The other critical part of this whole "kindergarten readiness" canard is the extent to which it not only exacerbates but CREATES the educational achievement gap between the haves and have nots. When a
kid is labeled not "kindergarten ready," he/she may be given an IEP and categorized as "learning disabled." The shocking thing is that a disproportionate percentage of kids labeled as "not kindergarten ready" or "developmentally delayed" or "learning disabled" are low-income minority students. Kids enrolled in skills-oriented daycare, that are read to every day, that have their educations enriched with piano lessons or drama classes are more likely to be "kindergarten ready" than kids who don't have these things made available to them. Guess who can afford these things?
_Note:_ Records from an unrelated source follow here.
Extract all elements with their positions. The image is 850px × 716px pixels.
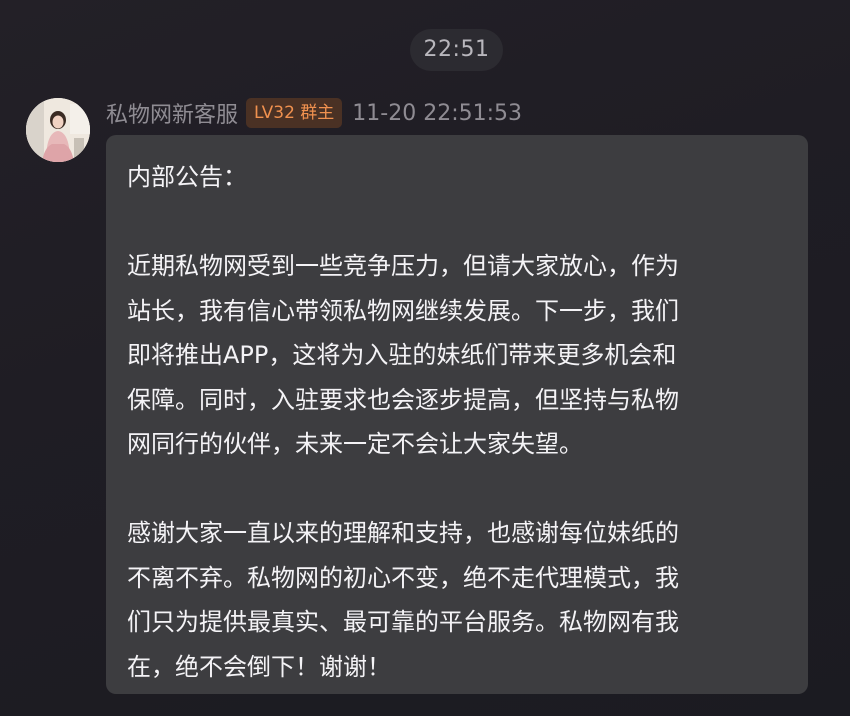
message-line: 站长，我有信心带领私物网继续发展。下一步，我们 <box>127 296 679 325</box>
sender-name[interactable]: 私物网新客服 <box>106 97 238 129</box>
message-bubble[interactable]: 内部公告： 近期私物网受到一些竞争压力，但请大家放心，作为 站长，我有信心带领私… <box>106 135 808 694</box>
message-timestamp: 11-20 22:51:53 <box>352 100 523 126</box>
message-line: 近期私物网受到一些竞争压力，但请大家放心，作为 <box>127 252 679 280</box>
message-line: 即将推出APP，这将为入驻的妹纸们带来更多机会和 <box>127 341 677 369</box>
message-header: 私物网新客服 LV32 群主 11-20 22:51:53 <box>106 96 522 130</box>
announcement-heading: 内部公告： <box>127 163 247 191</box>
user-avatar-icon[interactable] <box>26 98 90 162</box>
message-line: 在，绝不会倒下！谢谢！ <box>127 652 391 681</box>
message-line: 保障。同时，入驻要求也会逐步提高，但坚持与私物 <box>127 385 679 414</box>
message-line: 感谢大家一直以来的理解和支持，也感谢每位妹纸的 <box>127 519 679 547</box>
message-line: 网同行的伙伴，未来一定不会让大家失望。 <box>127 430 583 458</box>
message-line: 不离不弃。私物网的初心不变，绝不走代理模式，我 <box>127 563 679 592</box>
time-divider: 22:51 <box>410 29 503 71</box>
level-badge: LV32 群主 <box>246 98 343 128</box>
message-line: 们只为提供最真实、最可靠的平台服务。私物网有我 <box>127 608 679 636</box>
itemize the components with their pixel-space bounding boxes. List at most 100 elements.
The implicit message seems to be, "We have to push these low-income kids." And while there might be truth in this, I worry what pushing them looks like --- and what happens when a push becomes a shove. Of course, a good teacher would be able to tell the difference between the two. But if the teacher's judgment is taken away and replaced with the kind of standardized forms of "pushing" we see in standardized approaches to education -- such as
Reading Street-- , perhaps there is no difference.
Ultimately, we don't know. We don't know if 3rd grade is too late to introduce kids to phonemic awareness or if over-emphasis on skills like phonemic awareness kills a love of learning. Kids who wait to read later or who are not able to read later may fall irrevocably behind. But kids who are pushed too hard, too fast, too soon may also fall irrevocably behind for different reasons. Ultimately, each kid is different. Each teacher is different. Each classroom is different. Some kids might need the structure, might like the skills focus, might like the competition, might enjoy publicly displaying their cognitive mastery. But others might not. They might abhor the structure, might feel trapped by the skills focus, might shrink from the competition, might be terrified of publicly displaying their cognitive mastery (or lack thereof). So this is why we must have approaches that allow for teachers to make these kinds of decisions. We cannot force their hands. Experienced teachers can rely on their skills to determine what is right for each child. They should not be forced -- explicitly or implicitly -- to approach literacy from a perspective that works against their professional judgement, one that emphasizes an efficient one-size-fits-all model at the expense of one that respects the differences between children.
But the real problem comes when you have teachers who are not experienced, who enter the early childhood classroom with little or no training in literacy. For them, a curriculum like
Reading Streetis not a framework or a guide. It's a cookbook, a series of recipes that turns flour and sugar into cookies, non-readers into readers. Or not.